The diagnosis of a movement disoder is mainly clinical; looking at the movement and recognising its characteristics is the main approach for the diagnosis of a movement disorder by the neurologist. Therefore the experience of the neurologist is a key factor for an accurate diagnosis.
Investigations such as brain scan, blood tests do not contribute as much to the diagnosis as the neurological examination.
Dr Marion is a French neurologist, working in London and Wimbledon, and has specialised in movement disorders for 25 years. She is recognised as an expert in the field with referrals mainly from her neurological colleagues for opinions on complex movement disorder cases.
Different types of Movement Disorders treated by Dr Marion in her neurology practice
Dr Marion is specialised in movement disorders
The main movement disorders are:
- Parkinson’s disease or all the rare conditions which mimic Parkinson’s disease.
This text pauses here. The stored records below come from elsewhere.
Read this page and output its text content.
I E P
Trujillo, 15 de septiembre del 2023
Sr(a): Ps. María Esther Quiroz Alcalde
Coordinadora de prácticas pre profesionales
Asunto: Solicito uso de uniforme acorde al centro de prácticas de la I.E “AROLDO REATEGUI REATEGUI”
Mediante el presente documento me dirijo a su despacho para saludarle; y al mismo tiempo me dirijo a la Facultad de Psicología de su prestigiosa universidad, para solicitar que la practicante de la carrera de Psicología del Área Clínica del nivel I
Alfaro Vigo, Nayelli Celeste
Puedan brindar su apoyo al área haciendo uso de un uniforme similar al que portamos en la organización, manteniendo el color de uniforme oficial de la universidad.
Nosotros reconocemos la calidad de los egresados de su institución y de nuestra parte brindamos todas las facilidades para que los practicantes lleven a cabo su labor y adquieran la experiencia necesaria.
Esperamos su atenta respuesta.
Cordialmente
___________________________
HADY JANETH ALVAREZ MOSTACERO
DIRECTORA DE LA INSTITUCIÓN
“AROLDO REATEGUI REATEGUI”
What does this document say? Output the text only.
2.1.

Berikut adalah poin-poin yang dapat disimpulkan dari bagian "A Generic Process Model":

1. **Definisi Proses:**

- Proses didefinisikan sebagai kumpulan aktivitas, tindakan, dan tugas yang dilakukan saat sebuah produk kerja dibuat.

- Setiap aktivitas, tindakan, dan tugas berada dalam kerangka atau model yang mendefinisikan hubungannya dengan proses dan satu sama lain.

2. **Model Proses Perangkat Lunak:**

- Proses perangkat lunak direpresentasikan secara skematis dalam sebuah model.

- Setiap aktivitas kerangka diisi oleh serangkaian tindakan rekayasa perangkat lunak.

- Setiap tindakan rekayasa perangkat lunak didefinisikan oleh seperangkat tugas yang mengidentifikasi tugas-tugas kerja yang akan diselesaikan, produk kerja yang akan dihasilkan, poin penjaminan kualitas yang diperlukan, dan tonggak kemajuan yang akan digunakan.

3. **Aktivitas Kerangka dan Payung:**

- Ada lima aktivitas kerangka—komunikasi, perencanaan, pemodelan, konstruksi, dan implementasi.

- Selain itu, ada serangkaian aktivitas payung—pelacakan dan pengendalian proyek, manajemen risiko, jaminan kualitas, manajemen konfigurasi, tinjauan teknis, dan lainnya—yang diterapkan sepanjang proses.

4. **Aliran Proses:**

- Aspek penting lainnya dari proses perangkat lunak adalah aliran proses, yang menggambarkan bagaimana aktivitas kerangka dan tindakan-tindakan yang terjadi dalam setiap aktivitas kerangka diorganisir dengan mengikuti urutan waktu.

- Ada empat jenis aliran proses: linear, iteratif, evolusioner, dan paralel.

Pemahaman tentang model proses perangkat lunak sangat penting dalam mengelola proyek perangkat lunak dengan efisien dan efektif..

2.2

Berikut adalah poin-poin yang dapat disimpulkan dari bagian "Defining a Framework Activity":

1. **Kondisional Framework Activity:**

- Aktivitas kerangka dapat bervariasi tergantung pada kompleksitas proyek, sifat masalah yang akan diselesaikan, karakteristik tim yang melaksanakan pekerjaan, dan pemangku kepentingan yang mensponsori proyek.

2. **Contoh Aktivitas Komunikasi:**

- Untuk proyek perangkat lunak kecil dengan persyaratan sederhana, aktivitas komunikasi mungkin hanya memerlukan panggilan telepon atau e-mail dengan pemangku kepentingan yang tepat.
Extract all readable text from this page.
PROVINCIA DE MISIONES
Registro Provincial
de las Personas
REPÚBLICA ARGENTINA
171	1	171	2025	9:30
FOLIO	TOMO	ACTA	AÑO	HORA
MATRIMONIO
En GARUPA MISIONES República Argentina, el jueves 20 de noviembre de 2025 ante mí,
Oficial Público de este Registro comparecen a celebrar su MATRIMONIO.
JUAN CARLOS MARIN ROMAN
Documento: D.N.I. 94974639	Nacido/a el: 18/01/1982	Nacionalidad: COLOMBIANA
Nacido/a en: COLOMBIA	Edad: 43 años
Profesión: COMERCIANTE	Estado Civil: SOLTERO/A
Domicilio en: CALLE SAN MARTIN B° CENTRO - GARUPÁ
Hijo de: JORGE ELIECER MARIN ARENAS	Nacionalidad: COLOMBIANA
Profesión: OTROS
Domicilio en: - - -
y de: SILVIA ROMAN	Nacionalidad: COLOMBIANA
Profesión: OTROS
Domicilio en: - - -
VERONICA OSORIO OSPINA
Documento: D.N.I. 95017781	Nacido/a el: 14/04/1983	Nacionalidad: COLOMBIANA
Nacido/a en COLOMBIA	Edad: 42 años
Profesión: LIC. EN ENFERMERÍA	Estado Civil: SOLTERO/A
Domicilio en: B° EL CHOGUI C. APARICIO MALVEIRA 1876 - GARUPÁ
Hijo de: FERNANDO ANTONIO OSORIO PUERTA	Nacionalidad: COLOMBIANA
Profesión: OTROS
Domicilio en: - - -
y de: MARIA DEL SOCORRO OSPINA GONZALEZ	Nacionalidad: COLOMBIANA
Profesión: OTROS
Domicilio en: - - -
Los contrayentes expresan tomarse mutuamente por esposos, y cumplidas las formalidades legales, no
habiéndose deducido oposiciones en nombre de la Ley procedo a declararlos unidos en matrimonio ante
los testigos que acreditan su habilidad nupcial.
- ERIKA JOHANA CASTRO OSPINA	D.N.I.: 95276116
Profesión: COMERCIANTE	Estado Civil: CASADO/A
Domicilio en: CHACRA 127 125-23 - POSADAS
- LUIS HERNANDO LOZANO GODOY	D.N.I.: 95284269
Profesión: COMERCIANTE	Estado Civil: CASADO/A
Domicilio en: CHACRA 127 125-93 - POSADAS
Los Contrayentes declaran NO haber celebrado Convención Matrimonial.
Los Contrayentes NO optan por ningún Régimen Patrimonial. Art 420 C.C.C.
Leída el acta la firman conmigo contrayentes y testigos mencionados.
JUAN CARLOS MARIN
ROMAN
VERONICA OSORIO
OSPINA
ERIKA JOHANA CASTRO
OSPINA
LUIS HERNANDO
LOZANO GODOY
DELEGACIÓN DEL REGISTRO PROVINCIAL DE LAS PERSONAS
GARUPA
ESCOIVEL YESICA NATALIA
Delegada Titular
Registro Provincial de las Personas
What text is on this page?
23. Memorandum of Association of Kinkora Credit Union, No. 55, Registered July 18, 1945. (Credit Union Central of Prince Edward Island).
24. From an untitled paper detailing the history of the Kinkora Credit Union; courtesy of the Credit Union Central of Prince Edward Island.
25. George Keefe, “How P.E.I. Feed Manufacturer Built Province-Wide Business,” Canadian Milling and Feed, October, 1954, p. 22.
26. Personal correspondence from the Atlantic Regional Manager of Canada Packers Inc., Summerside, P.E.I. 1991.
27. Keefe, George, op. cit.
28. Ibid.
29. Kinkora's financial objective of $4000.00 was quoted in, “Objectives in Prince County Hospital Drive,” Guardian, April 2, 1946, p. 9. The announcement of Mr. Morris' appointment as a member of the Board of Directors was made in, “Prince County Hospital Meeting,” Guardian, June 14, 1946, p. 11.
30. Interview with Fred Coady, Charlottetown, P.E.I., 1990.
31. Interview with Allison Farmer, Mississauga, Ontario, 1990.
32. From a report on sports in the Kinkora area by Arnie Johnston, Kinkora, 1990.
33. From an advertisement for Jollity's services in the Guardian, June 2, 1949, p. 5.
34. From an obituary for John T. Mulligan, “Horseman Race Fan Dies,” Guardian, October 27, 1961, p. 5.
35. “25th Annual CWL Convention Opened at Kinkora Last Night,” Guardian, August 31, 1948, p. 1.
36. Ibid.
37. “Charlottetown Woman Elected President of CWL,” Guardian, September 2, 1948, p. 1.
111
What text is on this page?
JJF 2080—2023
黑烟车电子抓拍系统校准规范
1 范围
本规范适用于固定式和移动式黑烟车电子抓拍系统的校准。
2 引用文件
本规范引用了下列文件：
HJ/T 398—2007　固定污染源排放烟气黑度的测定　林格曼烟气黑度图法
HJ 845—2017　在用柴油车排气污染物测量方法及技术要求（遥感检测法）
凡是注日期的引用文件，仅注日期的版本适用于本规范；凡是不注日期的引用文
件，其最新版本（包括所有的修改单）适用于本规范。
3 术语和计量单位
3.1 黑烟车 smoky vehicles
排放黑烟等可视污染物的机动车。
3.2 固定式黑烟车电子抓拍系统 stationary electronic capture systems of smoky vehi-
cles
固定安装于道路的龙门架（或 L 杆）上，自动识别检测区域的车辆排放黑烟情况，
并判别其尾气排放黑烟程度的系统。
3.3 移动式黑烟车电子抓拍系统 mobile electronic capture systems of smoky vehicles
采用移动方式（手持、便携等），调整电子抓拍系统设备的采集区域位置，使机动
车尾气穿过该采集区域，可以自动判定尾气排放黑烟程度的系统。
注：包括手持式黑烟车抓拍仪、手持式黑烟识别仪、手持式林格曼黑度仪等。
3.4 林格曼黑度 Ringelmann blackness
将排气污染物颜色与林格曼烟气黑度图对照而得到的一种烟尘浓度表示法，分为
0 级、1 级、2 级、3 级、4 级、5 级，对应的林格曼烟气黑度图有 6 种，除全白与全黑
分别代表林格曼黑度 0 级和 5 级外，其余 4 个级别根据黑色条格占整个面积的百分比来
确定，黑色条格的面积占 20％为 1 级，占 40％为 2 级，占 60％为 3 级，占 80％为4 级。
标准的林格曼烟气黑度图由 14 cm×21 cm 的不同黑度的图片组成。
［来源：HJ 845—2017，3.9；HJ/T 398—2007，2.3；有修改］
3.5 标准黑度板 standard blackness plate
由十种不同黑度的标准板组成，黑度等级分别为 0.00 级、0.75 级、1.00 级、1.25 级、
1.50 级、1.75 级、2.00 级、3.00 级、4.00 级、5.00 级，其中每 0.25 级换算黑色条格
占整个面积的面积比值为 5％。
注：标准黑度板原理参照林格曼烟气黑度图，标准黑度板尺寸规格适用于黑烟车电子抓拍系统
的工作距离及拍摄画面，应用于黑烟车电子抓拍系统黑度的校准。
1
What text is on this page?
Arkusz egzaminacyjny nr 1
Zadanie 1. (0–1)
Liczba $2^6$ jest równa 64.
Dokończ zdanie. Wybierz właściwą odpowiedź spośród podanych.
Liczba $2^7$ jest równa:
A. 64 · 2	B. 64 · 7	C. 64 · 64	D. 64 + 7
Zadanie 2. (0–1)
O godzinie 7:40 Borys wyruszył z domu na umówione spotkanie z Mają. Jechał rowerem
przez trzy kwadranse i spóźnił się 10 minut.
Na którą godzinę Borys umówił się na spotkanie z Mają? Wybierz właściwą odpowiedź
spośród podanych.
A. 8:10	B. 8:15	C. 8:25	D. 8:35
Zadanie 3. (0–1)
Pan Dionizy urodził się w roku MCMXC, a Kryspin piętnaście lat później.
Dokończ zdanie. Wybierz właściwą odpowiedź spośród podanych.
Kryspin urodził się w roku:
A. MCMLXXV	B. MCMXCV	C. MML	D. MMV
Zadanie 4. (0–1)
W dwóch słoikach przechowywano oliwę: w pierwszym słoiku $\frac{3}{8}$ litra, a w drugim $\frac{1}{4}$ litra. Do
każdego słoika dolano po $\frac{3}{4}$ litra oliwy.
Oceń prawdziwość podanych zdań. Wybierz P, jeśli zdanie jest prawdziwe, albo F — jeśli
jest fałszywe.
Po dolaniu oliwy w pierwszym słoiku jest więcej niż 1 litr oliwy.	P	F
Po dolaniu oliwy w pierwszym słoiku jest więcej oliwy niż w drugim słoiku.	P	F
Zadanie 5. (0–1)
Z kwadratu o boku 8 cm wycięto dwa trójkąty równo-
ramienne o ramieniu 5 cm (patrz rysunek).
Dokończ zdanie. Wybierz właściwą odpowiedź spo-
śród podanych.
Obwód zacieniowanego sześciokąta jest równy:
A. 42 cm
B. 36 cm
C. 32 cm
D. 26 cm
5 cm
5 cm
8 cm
- Tremor which affects most often the hands, but can also affects the head, the chin, the tongue or the legs
- Restless legs syndrome.
- Tics and Tourette syndrome.
- Dystonia which is a muscle spasm, usually localised to a group of muscles in adults; eyes (blepharospasm), neck (torticollis), hand ( writer’s cramp), jaw and tongue, spine ( axial dystonia) and larynx with speech difficulties.
- Chorea with the most frequent causes being Huntington’s chorea and drug induced dyskinesias.
Myoclonus which can be isolated, associated with epilepsy or other neurological conditions.